Two groups have come to dominate the city: the Brethren, founded by Mr Darby, a charismatic preacher and evangelical, and opposed to them, a burgeoning rationalist community led by the Royal Astronomer, Professor Reeves. Abigail’s searches begin to uncover the well-guarded secrets of both factions, drawing the attention of a sinister figure who emerges in fleeting glimpses and second-hand reports: the man with the lazy eye.
Abigail leads us through dissection rooms and hospital wards, austere churches and graceful salons, and to the equatorial room of the Saggart Observatory; and we see her interact with a wide assortment of characters: the family and staff of her Rutland Square home; her friends, peers and rivals; zealots, both religious and rationalist, while always shadowed by a seemingly pitiless sociopath, whom she believes has killed twice already, and will no doubt kill again . . .

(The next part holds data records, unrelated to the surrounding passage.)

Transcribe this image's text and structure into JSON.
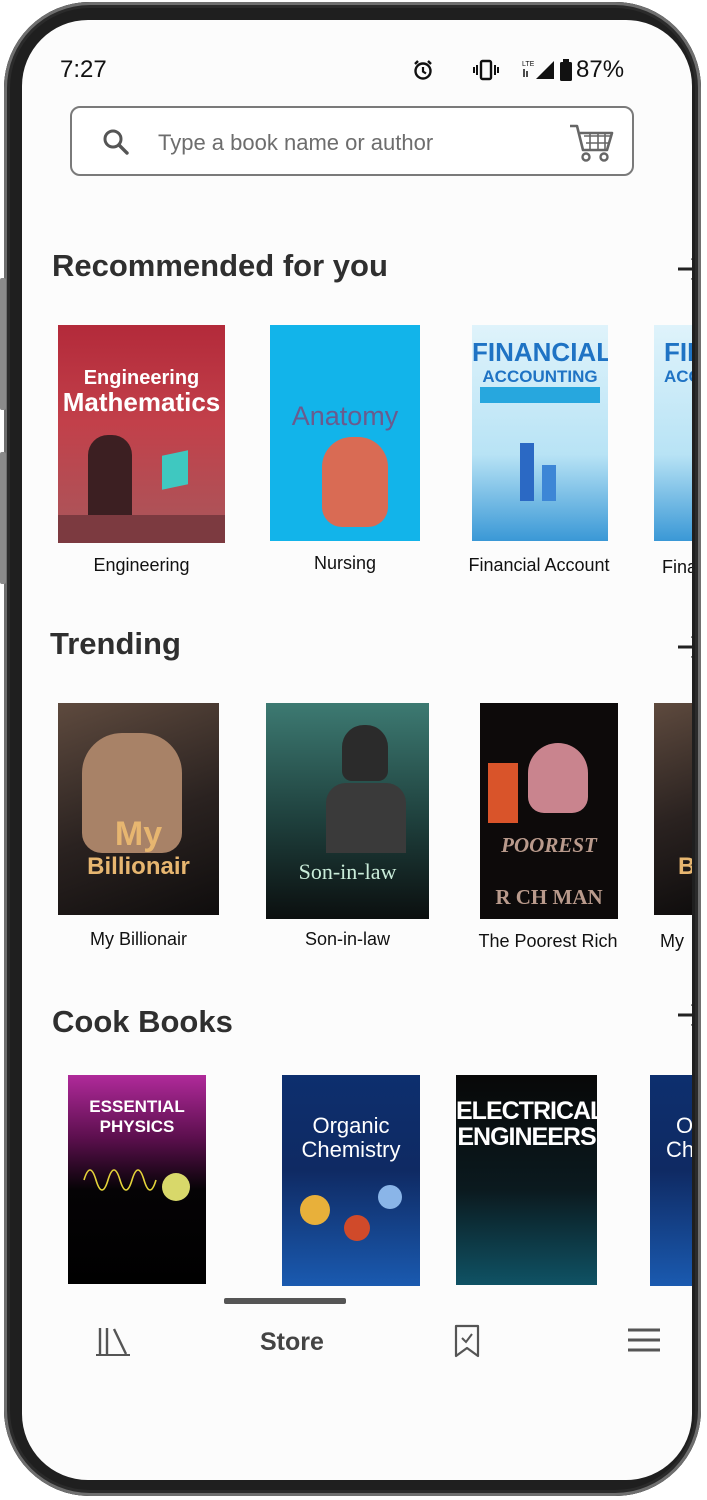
{
  "status": {
    "time": "7:27",
    "battery": "87%"
  },
  "search": {
    "placeholder": "Type a book name or author"
  },
  "sections": [
    {
      "title": "Recommended for you",
      "books": [
        {
          "label": "Engineering",
          "cover_title_1": "Engineering",
          "cover_title_2": "Mathematics"
        },
        {
          "label": "Nursing",
          "cover_title_1": "Anatomy"
        },
        {
          "label": "Financial Account",
          "cover_title_1": "FINANCIAL",
          "cover_title_2": "ACCOUNTING"
        },
        {
          "label": "Fina"
        }
      ]
    },
    {
      "title": "Trending",
      "books": [
        {
          "label": "My Billionair",
          "cover_title_1": "My",
          "cover_title_2": "Billionair"
        },
        {
          "label": "Son-in-law",
          "cover_title_1": "Son-in-law"
        },
        {
          "label": "The Poorest Rich",
          "cover_title_1": "POOREST",
          "cover_title_2": "R CH MAN"
        },
        {
          "label": "My"
        }
      ]
    },
    {
      "title": "Cook Books",
      "books": [
        {
          "cover_title_1": "ESSENTIAL",
          "cover_title_2": "PHYSICS"
        },
        {
          "cover_title_1": "Organic",
          "cover_title_2": "Chemistry"
        },
        {
          "cover_title_1": "ELECTRICAL",
          "cover_title_2": "ENGINEERS"
        },
        {
          "cover_title_1": "O",
          "cover_title_2": "Ch"
        }
      ]
    }
  ],
  "nav": {
    "store": "Store",
    "icons": [
      "library-icon",
      "bookmark-icon",
      "menu-icon"
    ]
  },
  "colors": {
    "text": "#2f2f2f",
    "accent": "#555555",
    "background": "#fcfcfc"
  }
}
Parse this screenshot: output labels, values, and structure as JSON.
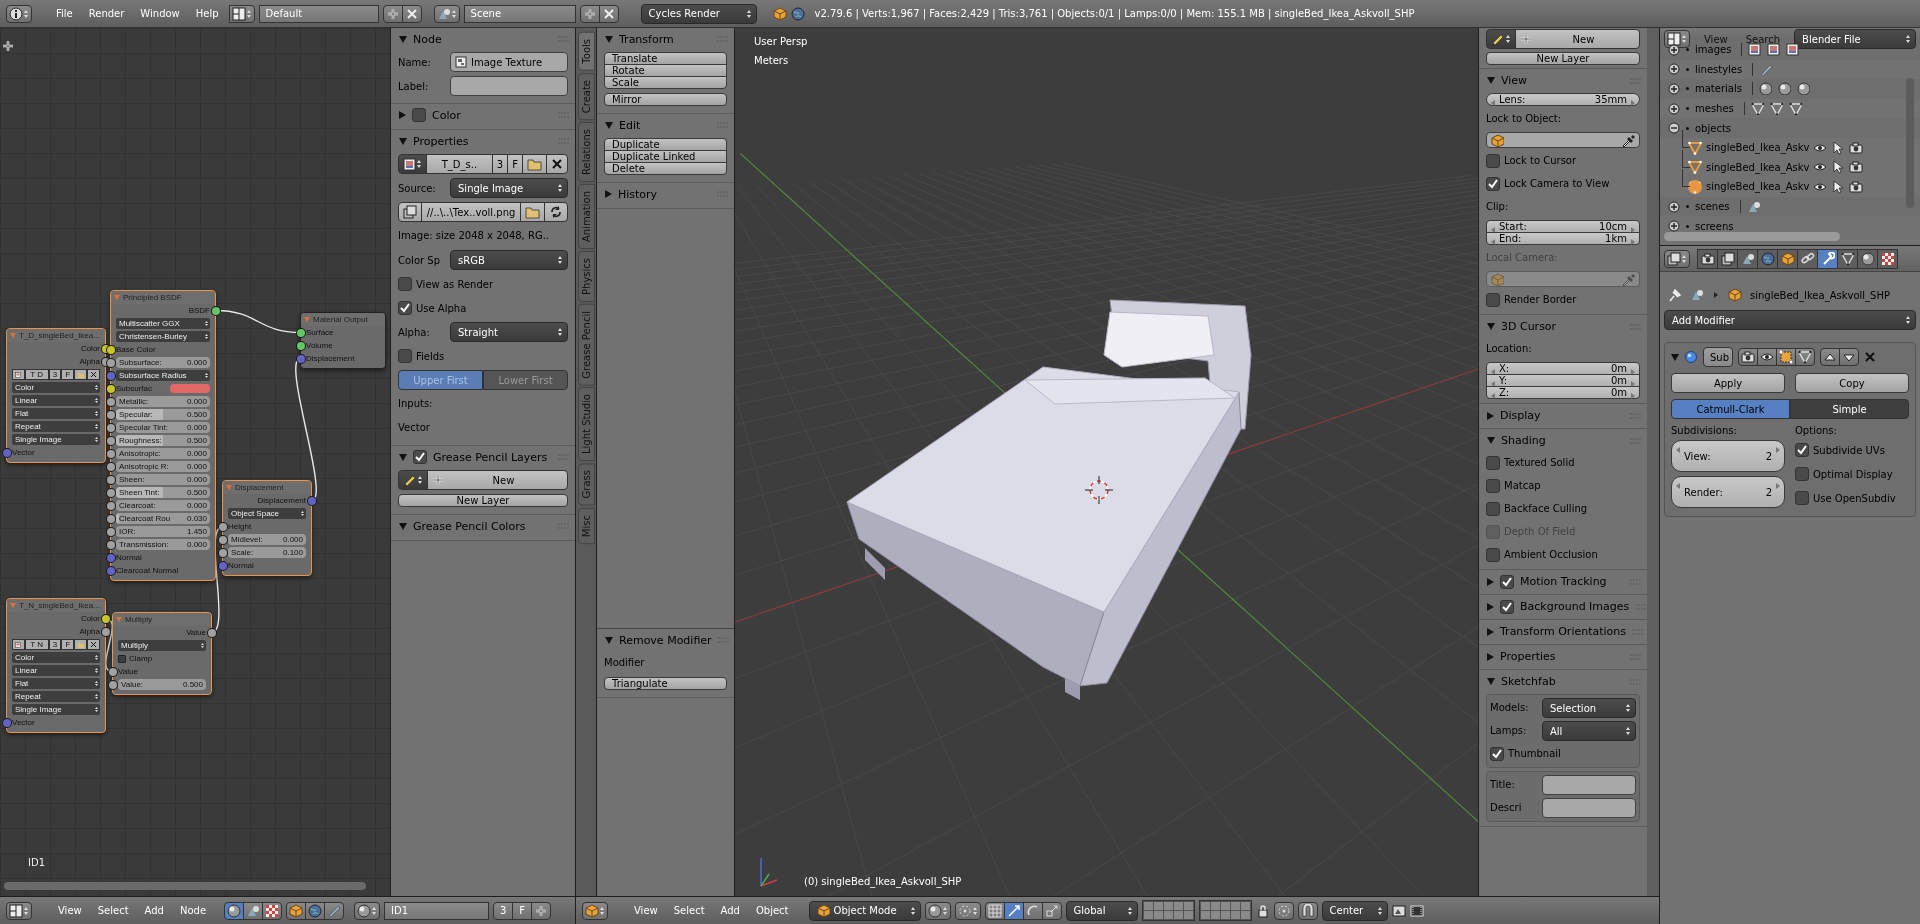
{
  "top_bar": {
    "menus": [
      "File",
      "Render",
      "Window",
      "Help"
    ],
    "layout": "Default",
    "scene": "Scene",
    "engine": "Cycles Render",
    "stats": "v2.79.6 | Verts:1,967 | Faces:2,429 | Tris:3,761 | Objects:0/1 | Lamps:0/0 | Mem: 155.1 MB | singleBed_Ikea_Askvoll_SHP"
  },
  "node_editor": {
    "tree_label": "ID1",
    "nodes": [
      {
        "title": "T_D_singleBed_Ikea...",
        "selected": true,
        "rows": [
          {
            "kind": "output",
            "text": "Color",
            "color": "#c7c729"
          },
          {
            "kind": "output",
            "text": "Alpha",
            "color": "#a1a1a1"
          },
          {
            "kind": "image_bar",
            "name": "T D",
            "users": "3",
            "fake": "F"
          },
          {
            "kind": "dropdown",
            "value": "Color"
          },
          {
            "kind": "dropdown",
            "value": "Linear"
          },
          {
            "kind": "dropdown",
            "value": "Flat"
          },
          {
            "kind": "dropdown",
            "value": "Repeat"
          },
          {
            "kind": "dropdown",
            "value": "Single Image"
          },
          {
            "kind": "input",
            "text": "Vector",
            "color": "#6363c7"
          }
        ]
      },
      {
        "title": "Principled BSDF",
        "selected": true,
        "rows": [
          {
            "kind": "output",
            "text": "BSDF",
            "color": "#63c763"
          },
          {
            "kind": "dropdown",
            "value": "Multiscatter GGX"
          },
          {
            "kind": "dropdown",
            "value": "Christensen-Burley"
          },
          {
            "kind": "input",
            "text": "Base Color",
            "color": "#c7c729"
          },
          {
            "kind": "value",
            "label": "Subsurface:",
            "value": "0.000",
            "color": "#a1a1a1",
            "level": 0
          },
          {
            "kind": "vector",
            "label": "Subsurface Radius",
            "color": "#6363c7"
          },
          {
            "kind": "swatch",
            "label": "Subsurfac",
            "socket": {
              "color": "#c7c729"
            },
            "color": "#e36868"
          },
          {
            "kind": "value",
            "label": "Metallic:",
            "value": "0.000",
            "color": "#a1a1a1",
            "level": 0
          },
          {
            "kind": "value",
            "label": "Specular:",
            "value": "0.500",
            "color": "#a1a1a1",
            "level": 0.5
          },
          {
            "kind": "value",
            "label": "Specular Tint:",
            "value": "0.000",
            "color": "#a1a1a1",
            "level": 0
          },
          {
            "kind": "value",
            "label": "Roughness:",
            "value": "0.500",
            "color": "#a1a1a1",
            "level": 0.5
          },
          {
            "kind": "value",
            "label": "Anisotropic:",
            "value": "0.000",
            "color": "#a1a1a1",
            "level": 0
          },
          {
            "kind": "value",
            "label": "Anisotropic R:",
            "value": "0.000",
            "color": "#a1a1a1",
            "level": 0
          },
          {
            "kind": "value",
            "label": "Sheen:",
            "value": "0.000",
            "color": "#a1a1a1",
            "level": 0
          },
          {
            "kind": "value",
            "label": "Sheen Tint:",
            "value": "0.500",
            "color": "#a1a1a1",
            "level": 0.5
          },
          {
            "kind": "value",
            "label": "Clearcoat:",
            "value": "0.000",
            "color": "#a1a1a1",
            "level": 0
          },
          {
            "kind": "value",
            "label": "Clearcoat Rou",
            "value": "0.030",
            "color": "#a1a1a1",
            "level": 0.03
          },
          {
            "kind": "value",
            "label": "IOR:",
            "value": "1.450",
            "color": "#a1a1a1"
          },
          {
            "kind": "value",
            "label": "Transmission:",
            "value": "0.000",
            "color": "#a1a1a1",
            "level": 0
          },
          {
            "kind": "input",
            "text": "Normal",
            "color": "#6363c7"
          },
          {
            "kind": "input",
            "text": "Clearcoat Normal",
            "color": "#6363c7"
          }
        ]
      },
      {
        "title": "Material Output",
        "selected": false,
        "rows": [
          {
            "kind": "input",
            "text": "Surface",
            "color": "#63c763"
          },
          {
            "kind": "input",
            "text": "Volume",
            "color": "#63c763"
          },
          {
            "kind": "input",
            "text": "Displacement",
            "color": "#6363c7"
          }
        ]
      },
      {
        "title": "Displacement",
        "selected": true,
        "rows": [
          {
            "kind": "output",
            "text": "Displacement",
            "color": "#6363c7"
          },
          {
            "kind": "dropdown",
            "value": "Object Space"
          },
          {
            "kind": "input",
            "text": "Height",
            "color": "#a1a1a1"
          },
          {
            "kind": "value",
            "label": "Midlevel:",
            "value": "0.000",
            "color": "#a1a1a1"
          },
          {
            "kind": "value",
            "label": "Scale:",
            "value": "0.100",
            "color": "#a1a1a1"
          },
          {
            "kind": "input",
            "text": "Normal",
            "color": "#6363c7"
          }
        ]
      },
      {
        "title": "T_N_singleBed_Ikea...",
        "selected": true,
        "rows": [
          {
            "kind": "output",
            "text": "Color",
            "color": "#c7c729"
          },
          {
            "kind": "output",
            "text": "Alpha",
            "color": "#a1a1a1"
          },
          {
            "kind": "image_bar",
            "name": "T N",
            "users": "3",
            "fake": "F"
          },
          {
            "kind": "dropdown",
            "value": "Color"
          },
          {
            "kind": "dropdown",
            "value": "Linear"
          },
          {
            "kind": "dropdown",
            "value": "Flat"
          },
          {
            "kind": "dropdown",
            "value": "Repeat"
          },
          {
            "kind": "dropdown",
            "value": "Single Image"
          },
          {
            "kind": "input",
            "text": "Vector",
            "color": "#6363c7"
          }
        ]
      },
      {
        "title": "Multiply",
        "selected": true,
        "rows": [
          {
            "kind": "output",
            "text": "Value",
            "color": "#a1a1a1"
          },
          {
            "kind": "dropdown",
            "value": "Multiply"
          },
          {
            "kind": "checkbox",
            "text": "Clamp",
            "checked": false
          },
          {
            "kind": "input",
            "text": "Value",
            "color": "#a1a1a1"
          },
          {
            "kind": "value",
            "label": "Value:",
            "value": "0.500",
            "color": "#a1a1a1"
          }
        ]
      }
    ]
  },
  "node_panel": {
    "sections": [
      {
        "title": "Node",
        "expanded": true,
        "items": [
          {
            "kind": "field",
            "label": "Name:",
            "value": "Image Texture"
          },
          {
            "kind": "field",
            "label": "Label:"
          }
        ]
      },
      {
        "title": "Color",
        "expanded": false,
        "checkbox": false
      },
      {
        "title": "Properties",
        "expanded": true,
        "items": [
          {
            "kind": "image_bar",
            "name": "T_D_s..",
            "users": "3",
            "fake": "F"
          },
          {
            "kind": "dropdown",
            "label": "Source:",
            "value": "Single Image"
          },
          {
            "kind": "file",
            "value": "//..\\..\\Tex..voll.png"
          },
          {
            "kind": "text",
            "text": "Image: size 2048 x 2048, RG.."
          },
          {
            "kind": "dropdown",
            "label": "Color Sp",
            "value": "sRGB"
          },
          {
            "kind": "checkbox",
            "text": "View as Render",
            "checked": false
          },
          {
            "kind": "checkbox",
            "text": "Use Alpha",
            "checked": true
          },
          {
            "kind": "dropdown",
            "label": "Alpha:",
            "value": "Straight"
          },
          {
            "kind": "checkbox",
            "text": "Fields",
            "checked": false
          },
          {
            "kind": "toggle",
            "options": [
              {
                "text": "Upper First",
                "selected": true
              },
              {
                "text": "Lower First",
                "selected": false
              }
            ]
          },
          {
            "kind": "text",
            "text": "Inputs:"
          },
          {
            "kind": "text",
            "text": "Vector"
          }
        ]
      },
      {
        "title": "Grease Pencil Layers",
        "expanded": true,
        "checkbox": true,
        "items": [
          {
            "kind": "new_bar",
            "text": "New"
          },
          {
            "kind": "button",
            "text": "New Layer"
          }
        ]
      },
      {
        "title": "Grease Pencil Colors",
        "expanded": true
      }
    ]
  },
  "tool_tabs": [
    {
      "text": "Tools",
      "selected": true
    },
    {
      "text": "Create",
      "selected": false
    },
    {
      "text": "Relations",
      "selected": false
    },
    {
      "text": "Animation",
      "selected": false
    },
    {
      "text": "Physics",
      "selected": false
    },
    {
      "text": "Grease Pencil",
      "selected": false
    },
    {
      "text": "Light Studio",
      "selected": false
    },
    {
      "text": "Grass",
      "selected": false
    },
    {
      "text": "Misc",
      "selected": false
    }
  ],
  "tool_shelf": {
    "sections": [
      {
        "title": "Transform",
        "expanded": true,
        "items": [
          {
            "kind": "stack",
            "items": [
              {
                "kind": "button",
                "text": "Translate"
              },
              {
                "kind": "button",
                "text": "Rotate"
              },
              {
                "kind": "button",
                "text": "Scale"
              }
            ]
          },
          {
            "kind": "button",
            "text": "Mirror"
          }
        ]
      },
      {
        "title": "Edit",
        "expanded": true,
        "items": [
          {
            "kind": "stack",
            "items": [
              {
                "kind": "button",
                "text": "Duplicate"
              },
              {
                "kind": "button",
                "text": "Duplicate Linked"
              },
              {
                "kind": "button",
                "text": "Delete"
              }
            ]
          }
        ]
      },
      {
        "title": "History",
        "expanded": false
      }
    ]
  },
  "operator_panel": {
    "sections": [
      {
        "title": "Remove Modifier",
        "expanded": true,
        "items": [
          {
            "kind": "text",
            "text": "Modifier"
          },
          {
            "kind": "button",
            "text": "Triangulate"
          }
        ]
      }
    ]
  },
  "viewport": {
    "view_name": "User Persp",
    "units": "Meters",
    "object_label": "(0) singleBed_Ikea_Askvoll_SHP"
  },
  "n_panel": {
    "top": [
      {
        "kind": "new_bar",
        "text": "New"
      },
      {
        "kind": "button",
        "text": "New Layer"
      }
    ],
    "sections": [
      {
        "title": "View",
        "expanded": true,
        "items": [
          {
            "kind": "number",
            "label": "Lens:",
            "value": "35mm"
          },
          {
            "kind": "text",
            "text": "Lock to Object:",
            "disabled": false
          },
          {
            "kind": "object_field",
            "disabled": false
          },
          {
            "kind": "checkbox",
            "text": "Lock to Cursor",
            "checked": false
          },
          {
            "kind": "checkbox",
            "text": "Lock Camera to View",
            "checked": true
          },
          {
            "kind": "text",
            "text": "Clip:",
            "disabled": false
          },
          {
            "kind": "stack",
            "items": [
              {
                "kind": "number",
                "label": "Start:",
                "value": "10cm"
              },
              {
                "kind": "number",
                "label": "End:",
                "value": "1km"
              }
            ]
          },
          {
            "kind": "text",
            "text": "Local Camera:",
            "disabled": true
          },
          {
            "kind": "object_field",
            "disabled": true
          },
          {
            "kind": "checkbox",
            "text": "Render Border",
            "checked": false
          }
        ]
      },
      {
        "title": "3D Cursor",
        "expanded": true,
        "items": [
          {
            "kind": "text",
            "text": "Location:"
          },
          {
            "kind": "stack",
            "items": [
              {
                "kind": "number",
                "label": "X:",
                "value": "0m"
              },
              {
                "kind": "number",
                "label": "Y:",
                "value": "0m"
              },
              {
                "kind": "number",
                "label": "Z:",
                "value": "0m"
              }
            ]
          }
        ]
      },
      {
        "title": "Display",
        "expanded": false
      },
      {
        "title": "Shading",
        "expanded": true,
        "items": [
          {
            "kind": "checkbox",
            "text": "Textured Solid",
            "checked": false,
            "disabled": false
          },
          {
            "kind": "checkbox",
            "text": "Matcap",
            "checked": false,
            "disabled": false
          },
          {
            "kind": "checkbox",
            "text": "Backface Culling",
            "checked": false,
            "disabled": false
          },
          {
            "kind": "checkbox",
            "text": "Depth Of Field",
            "checked": false,
            "disabled": true
          },
          {
            "kind": "checkbox",
            "text": "Ambient Occlusion",
            "checked": false,
            "disabled": false
          }
        ]
      },
      {
        "title": "Motion Tracking",
        "expanded": false,
        "checkbox": true
      },
      {
        "title": "Background Images",
        "expanded": false,
        "checkbox": true
      },
      {
        "title": "Transform Orientations",
        "expanded": false
      },
      {
        "title": "Properties",
        "expanded": false
      },
      {
        "title": "Sketchfab",
        "expanded": true,
        "items": [
          {
            "kind": "box",
            "items": [
              {
                "kind": "dropdown",
                "label": "Models:",
                "value": "Selection"
              },
              {
                "kind": "dropdown",
                "label": "Lamps:",
                "value": "All"
              },
              {
                "kind": "checkbox",
                "text": "Thumbnail",
                "checked": true
              }
            ]
          },
          {
            "kind": "box",
            "items": [
              {
                "kind": "field",
                "label": "Title:"
              },
              {
                "kind": "field",
                "label": "Descri"
              }
            ]
          }
        ]
      }
    ]
  },
  "outliner": {
    "menus": [
      "View",
      "Search"
    ],
    "display": "Blender File",
    "items": [
      {
        "label": "images",
        "kind": "image",
        "expanded": false
      },
      {
        "label": "linestyles",
        "kind": "brush",
        "expanded": false
      },
      {
        "label": "materials",
        "kind": "material",
        "expanded": false
      },
      {
        "label": "meshes",
        "kind": "mesh",
        "expanded": false
      },
      {
        "label": "objects",
        "kind": "none",
        "expanded": true,
        "children": [
          {
            "label": "singleBed_Ikea_Askv",
            "selected": false
          },
          {
            "label": "singleBed_Ikea_Askv",
            "selected": false
          },
          {
            "label": "singleBed_Ikea_Askv",
            "selected": true
          }
        ]
      },
      {
        "label": "scenes",
        "kind": "scene",
        "expanded": false
      },
      {
        "label": "screens",
        "kind": "none",
        "expanded": false
      }
    ]
  },
  "properties": {
    "tabs": [
      {
        "kind": "render",
        "selected": false
      },
      {
        "kind": "layers",
        "selected": false
      },
      {
        "kind": "scene",
        "selected": false
      },
      {
        "kind": "world",
        "selected": false
      },
      {
        "kind": "object",
        "selected": false
      },
      {
        "kind": "constraints",
        "selected": false
      },
      {
        "kind": "modifiers",
        "selected": true
      },
      {
        "kind": "data",
        "selected": false
      },
      {
        "kind": "material",
        "selected": false
      },
      {
        "kind": "texture",
        "selected": false
      }
    ],
    "context": "singleBed_Ikea_Askvoll_SHP",
    "add_modifier": "Add Modifier",
    "modifier": {
      "name": "Sub",
      "expanded": true,
      "buttons": [
        "Apply",
        "Copy"
      ],
      "modes": [
        {
          "text": "Catmull-Clark",
          "selected": true
        },
        {
          "text": "Simple",
          "selected": false
        }
      ],
      "subdivisions_label": "Subdivisions:",
      "levels": [
        {
          "label": "View:",
          "value": "2"
        },
        {
          "label": "Render:",
          "value": "2"
        }
      ],
      "options_label": "Options:",
      "options": [
        {
          "text": "Subdivide UVs",
          "checked": true
        },
        {
          "text": "Optimal Display",
          "checked": false
        },
        {
          "text": "Use OpenSubdiv",
          "checked": false
        }
      ]
    }
  },
  "node_header": {
    "menus": [
      "View",
      "Select",
      "Add",
      "Node"
    ],
    "tree": "ID1",
    "users": "3",
    "fake": "F"
  },
  "view3d_header": {
    "menus": [
      "View",
      "Select",
      "Add",
      "Object"
    ],
    "mode": "Object Mode",
    "orientation": "Global",
    "pivot": "Center"
  }
}
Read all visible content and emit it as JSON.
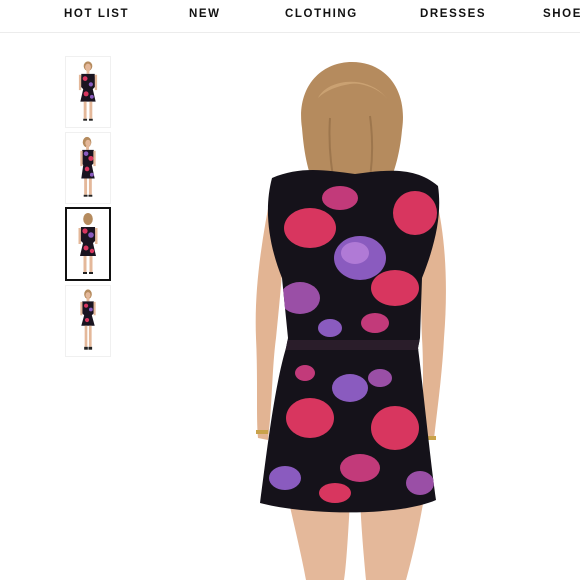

Determined, resourceful and intuitive, and more than just a dutiful daughter or society debutant, Abigail Lawless emerges as a young lady sleuth operating at the dawn of forensic science.
I enjoyed it hugely. The author’s evocation of middle-class life in Dublin in 1816 is very convincing and his heroine, Abigail, is wonderfully feisty and engaging. The nascent sciences of forensics, astronomy and animatronics are brought to life . . . the plot cleverly keeps the reader guessing with a growing sense of menace, maintaining the tension until the final and surprising twist. A very fine achievement.’
CHARLES PALLISER, author of The Quincunx
Hughes vividly evokes the dank and often disturbing atmosphere of Dublin, 1816, and his plotting neatly upends the reader’s expectations. Best of all is young Abigail Lawless, headstrong and inconvenient in her determination to question the accepted rules of scientific investigation. I hope she’ll be back for further forensic adventures.
CHRISTOPHER FOWLER, author of the Bryant & May series
What a story he tells and what a voice he uses to tell it: Abigail Lawless is a joy. This is the kind of writing that pushes you gently into a different world then holds you there until the last sentence. Just brilliant.
An exceptionally good book . . . Abigail is a marvellous character, who half-inhabits a Jane Austen-like world of balls and fine clothes, yet whose real interest and talent is in science, especially forensic science . . . [she] speculates ceaselessly, and that and her humanity are what makes her such a rich and satisfying character.
C J SANSOM
A deeply satisfying novel, written with a poetic flair which brings time, people and place into vivid life and a compelling plot which had me cheering Abigail on even while I feared for her, her family and friends. A brilliant evocation of strange times and twisted histories.